Sop up the alcohol with an appetizer or a sandwich, and there are several good ones, starting with the Crab Rangoon. Bites of the Hot Italian Beef sandwich that contain only meat and bun are too dry, but those with melted provolone and Italian-style pickled vegetables are quite satisfying.
And then there is the matter of the $13 hot dog. What might possibly justify such an expense? Well, for starters, it's a sight to behold: a foot-long beast, splayed down the middle like a field-dressed animal, and smothered in melted cheddar. It seems even more pretentious to critique a Kobe beef hot dog than to serve it, but here goes: The meat's pedigree, in this use, at least, probably resembles a designer purse whose brand name inflates the price more than the increase in quality. But still, the dog is delicious. It has a more tender texture than a garden-variety frank, and its crispy crust is as delectable as roast chicken skin.

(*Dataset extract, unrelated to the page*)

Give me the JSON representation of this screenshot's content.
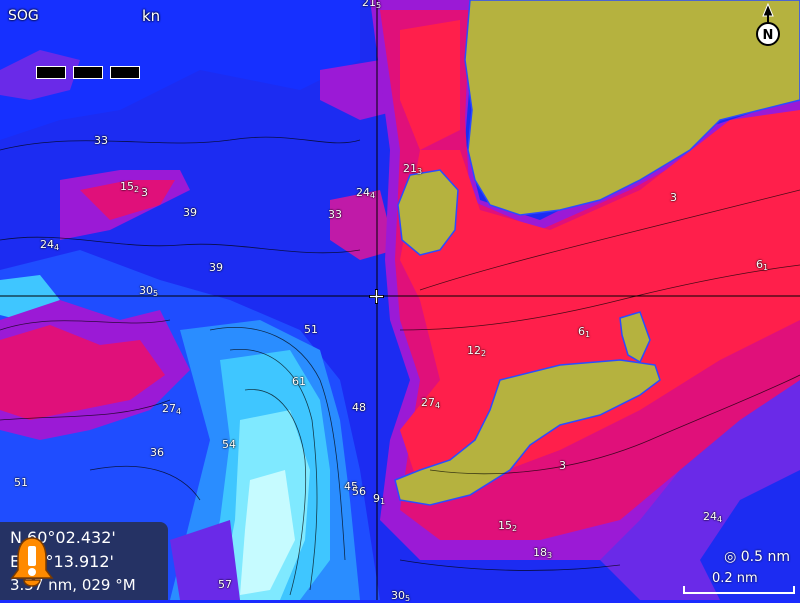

The restaurant's nightly specials are very 1950s: chicken potpie, Hungarian beef goulash, Friday night fish fry, prime rib. There's also kitschy Asian fare from the era, including a riff on the now-shuttered Nankin's Chicken Subgum Chow Mein. Bottles of Mrs. Butterworth's and sriracha placed on the tables seem to sum up the restaurant's mix of down-home nostalgia and hip worldliness. Most Cafeteria diners don't share any history with the blue-collar fare of truck stops and supper clubs, and they eat it with the same irony as one wears a mechanic's shirt with somebody else's name on the pocket.
Most of these dishes do the job, without exceeding expectations. The cheddar drop biscuits are good, if a little dry, but too cheesy and peppery to pair appropriately with honey butter. The walleye-and-sweet-corn fritters fry up just fine. And the turkey dinner—it comes with salty gravy, those classic, crimson spiced apple rings, and mashed potatoes just lumpy enough to suggest homemade—is what it is: a meal we never expected would amount to much. The made-to-order fried chicken, served with either mashed potatoes or waffles, is better. In my experience, the bird came out a little dark—the oil could have probably used a change—but the meat was tender, the crust was crisp, and it had a robust buttermilk flavor.
The kitchen misses no detail of its reminiscence, right down to the sides of cottage cheese served with canned peaches. But the difficulty with serving classics is that diners always have a basis for comparison, and memory can often be rosier than reality. Even the Sloppy Joes seasoned with the standard Manwich sauce—literally, straight from the can—might not meet diner expectations, especially if the ground beef seems mushy, the sauce not tangy enough, and the temperature lukewarm. I wished I were eating my mom's.
But I'd take the Monday night special, that Nankin Chow Mein, over the Minnesota-made Chun King that I grew up on—bland gray gravy, soft vegetables, and indistinct bits of mystery meat that came out of a bifurcated can. Cafeteria's arrives on a dome-topped stainless steel stand, its sweet-salty gravy smothering mushrooms, water chestnuts, peppers, cashew nuts, noodles, and chunks of identifiable chicken. I liked it, even as I wondered if its excessive saltiness was ironic. The curry has an even cuter presentation, arriving packed in a stacked-stainless-steel Asian lunchbox called a tiffen, but the flavors don't match up to those of Indian kitchens.
Several other dishes have fun built into their delivery. The night I tried it, the daily changing employee meal of soba noodles with salmon and mushrooms was fine, but not as memorable as the experience of heading into the kitchen with a cafeteria tray to pick it up off the line. Desserts are stationed in a rotating glass case of the sort indigenous to small-town diners where the waitress calls you hon. Watching it is like looking through old photo albums: an act one never tires of. My favorite was the chocolate layer cake, which is perfectly dense and moist, with a thick, not-too-sweet frosting. After a few revelatory bites, I practically needed to be wheeled out the door. Had it been my birthday, I would have been forced to turn down the restaurant's gift of cotton candy, even if the stuff is mostly air.
If anyone can get away with being over the top—the audacity of a $13 hot dog, the grossness of a photographic close-up of a lunch lady's locks tucked into a hairnet—it is Parasole. Now that Cafeteria has joined Il Gatto and Chino Latino at Lake and Hennepin, they've essentially cornered the market. As one restaurant insider put it to me, these guys "own" Uptown. "They are a bunch of old farts, but they are good with their marketing. If there is one thing they know how to do, it's sell food to kids."